Bereiten Sie nun eine Tubulinlösung mit 0,5 Gewichtsprozent in Britton-Robinson-Puffer auf Eis vor. Mischen Sie 50 Mikroliter der Tubulinlösung mit 5 Mikrolitern GpCpp. Dann inkubieren Sie die Lösung drei Stunden lang bei 37 Grad Celsius, um einen stabilen Mikrotubuli oder MT-Zellkern zu erhalten.
Mischen Sie anschließend 950 Mikroliter der Tubulinlösung und 50 Mikroliter der GpCpp-haltigen Tubulinlösung. Lassen Sie die Lösung dann einen Tag lang bei etwa 25 Grad Celsius ruhen, um eine stabile Lösung mit 0,5 Gewichtsprozent MT zu erhalten. Bereiten Sie als Nächstes eine DNA-Lösung mit 0,5 Gewichtsprozent und eine Tris-EDTA-Pufferlösung vor.
Halten Sie die Biopolymer-Probenlösungen mit 0,5 Gewichtsprozent für das Trocknungsexperiment bei 25 Grad Celsius. Schneiden Sie eine Silikonplatte in eine geeignete Form mit einer Dicke von 1 Millimeter. Montieren Sie eine einseitige offene Zelle, die aus dem Silizium-Abstandshalter und zwei nicht modifizierten Glasobjektträgern besteht.
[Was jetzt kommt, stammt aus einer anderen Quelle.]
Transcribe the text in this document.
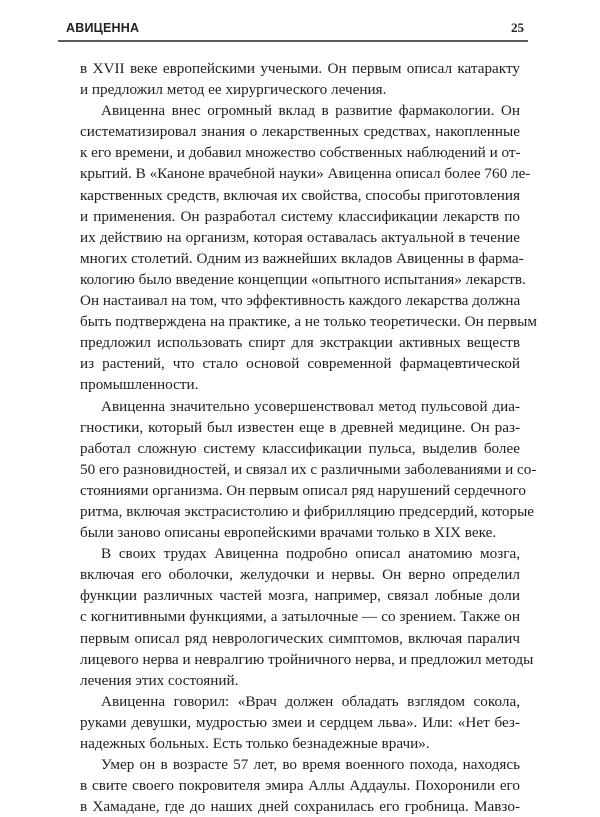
АВИЦЕННА	25

в XVII веке европейскими учеными. Он первым описал катаракту
и предложил метод ее хирургического лечения.

Авиценна внес огромный вклад в развитие фармакологии. Он
систематизировал знания о лекарственных средствах, накопленные
к его времени, и добавил множество собственных наблюдений и от-
крытий. В «Каноне врачебной науки» Авиценна описал более 760 ле-
карственных средств, включая их свойства, способы приготовления
и применения. Он разработал систему классификации лекарств по
их действию на организм, которая оставалась актуальной в течение
многих столетий. Одним из важнейших вкладов Авиценны в фарма-
кологию было введение концепции «опытного испытания» лекарств.
Он настаивал на том, что эффективность каждого лекарства должна
быть подтверждена на практике, а не только теоретически. Он первым
предложил использовать спирт для экстракции активных веществ
из растений, что стало основой современной фармацевтической
промышленности.

Авиценна значительно усовершенствовал метод пульсовой диа-
гностики, который был известен еще в древней медицине. Он раз-
работал сложную систему классификации пульса, выделив более
50 его разновидностей, и связал их с различными заболеваниями и со-
стояниями организма. Он первым описал ряд нарушений сердечного
ритма, включая экстрасистолию и фибрилляцию предсердий, которые
были заново описаны европейскими врачами только в XIX веке.

В своих трудах Авиценна подробно описал анатомию мозга,
включая его оболочки, желудочки и нервы. Он верно определил
функции различных частей мозга, например, связал лобные доли
с когнитивными функциями, а затылочные — со зрением. Также он
первым описал ряд неврологических симптомов, включая паралич
лицевого нерва и невралгию тройничного нерва, и предложил методы
лечения этих состояний.

Авиценна говорил: «Врач должен обладать взглядом сокола,
руками девушки, мудростью змеи и сердцем льва». Или: «Нет без-
надежных больных. Есть только безнадежные врачи».

Умер он в возрасте 57 лет, во время военного похода, находясь
в свите своего покровителя эмира Аллы Аддаулы. Похоронили его
в Хамадане, где до наших дней сохранилась его гробница. Мавзо-
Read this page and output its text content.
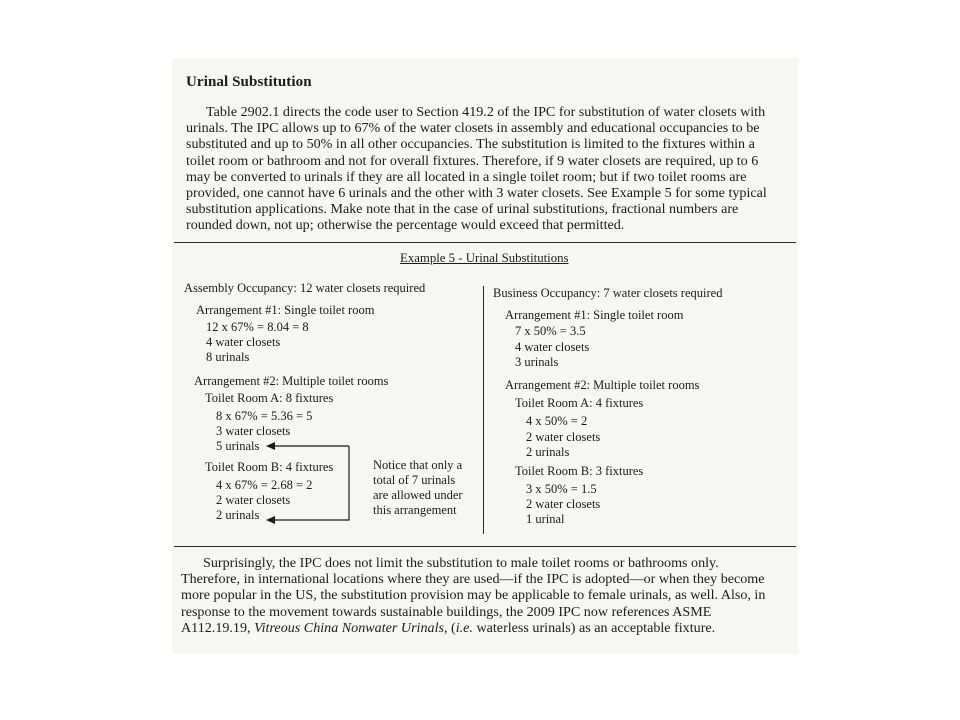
Urinal Substitution
Table 2902.1 directs the code user to Section 419.2 of the IPC for substitution of water closets with
urinals. The IPC allows up to 67% of the water closets in assembly and educational occupancies to be
substituted and up to 50% in all other occupancies. The substitution is limited to the fixtures within a
toilet room or bathroom and not for overall fixtures. Therefore, if 9 water closets are required, up to 6
may be converted to urinals if they are all located in a single toilet room; but if two toilet rooms are
provided, one cannot have 6 urinals and the other with 3 water closets. See Example 5 for some typical
substitution applications. Make note that in the case of urinal substitutions, fractional numbers are
rounded down, not up; otherwise the percentage would exceed that permitted.
Example 5 - Urinal Substitutions
Assembly Occupancy: 12 water closets required
Arrangement #1: Single toilet room
12 x 67% = 8.04 = 8
4 water closets
8 urinals
Arrangement #2: Multiple toilet rooms
Toilet Room A: 8 fixtures
8 x 67% = 5.36 = 5
3 water closets
5 urinals
Toilet Room B: 4 fixtures
4 x 67% = 2.68 = 2
2 water closets
2 urinals
Notice that only a
total of 7 urinals
are allowed under
this arrangement
Business Occupancy: 7 water closets required
Arrangement #1: Single toilet room
7 x 50% = 3.5
4 water closets
3 urinals
Arrangement #2: Multiple toilet rooms
Toilet Room A: 4 fixtures
4 x 50% = 2
2 water closets
2 urinals
Toilet Room B: 3 fixtures
3 x 50% = 1.5
2 water closets
1 urinal
Surprisingly, the IPC does not limit the substitution to male toilet rooms or bathrooms only.
Therefore, in international locations where they are used—if the IPC is adopted—or when they become
more popular in the US, the substitution provision may be applicable to female urinals, as well. Also, in
response to the movement towards sustainable buildings, the 2009 IPC now references ASME
A112.19.19, Vitreous China Nonwater Urinals, (i.e. waterless urinals) as an acceptable fixture.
Befestigen Sie beide Seiten der Zelle mit Doppelklammern, um ein Auslaufen der Probenlösungen zu verhindern. Geben Sie mit einer Pipettenspitze von einem Millimeter Porengröße langsam 100 bis 300 Mikroliter jeder 0,5 Gewichtsprozent Biopolymerlösung bei etwa 25 Grad Celsius in jede Zelle. Entfernen Sie Luftblasen mit einer Spritzennadel aus der Zelle.
Legen Sie die Zellen anschließend für 18 Stunden bei 60 Grad Celsius unter Atmosphärendruck in einen Ofen mit Umluft, um sie zu verdampfen. Eine Betriebsrichtung ist der der Schwerkraft entgegengesetzt. Diese Platzierung wird auch auf das Monitoring für die letztgenannten Überprüfungen angewendet.
Verwenden Sie eine 100-Watt-Halogenlampe mit einer flachen Lichtquelle über einen großen Bereich, um direktes sichtbares Licht zu erzeugen. Stellen Sie die Polarisatoren mit den Halterungen auf 45 Grad und 135 Grad ein. Fixieren Sie die Positionen der Lichtquelle, der Polarisatoren, des Probentisches und der Kamera mit einer optischen Schiene und einem Stab.
Platzieren Sie den Probentisch zwischen den beiden Polarisatoren. Platzieren Sie dann die Kamera etwa 20 Zentimeter vom Probentisch entfernt, um die Fokussierung zu ermöglichen. Platzieren Sie die Biopolymerproben zu den im Textprotokoll angegebenen Zeiten zwischen den Polarisatoren auf dem Tisch parallel zur XZ-Ebene und decken Sie das Gerät mit einem schwarzen Vorhang ab.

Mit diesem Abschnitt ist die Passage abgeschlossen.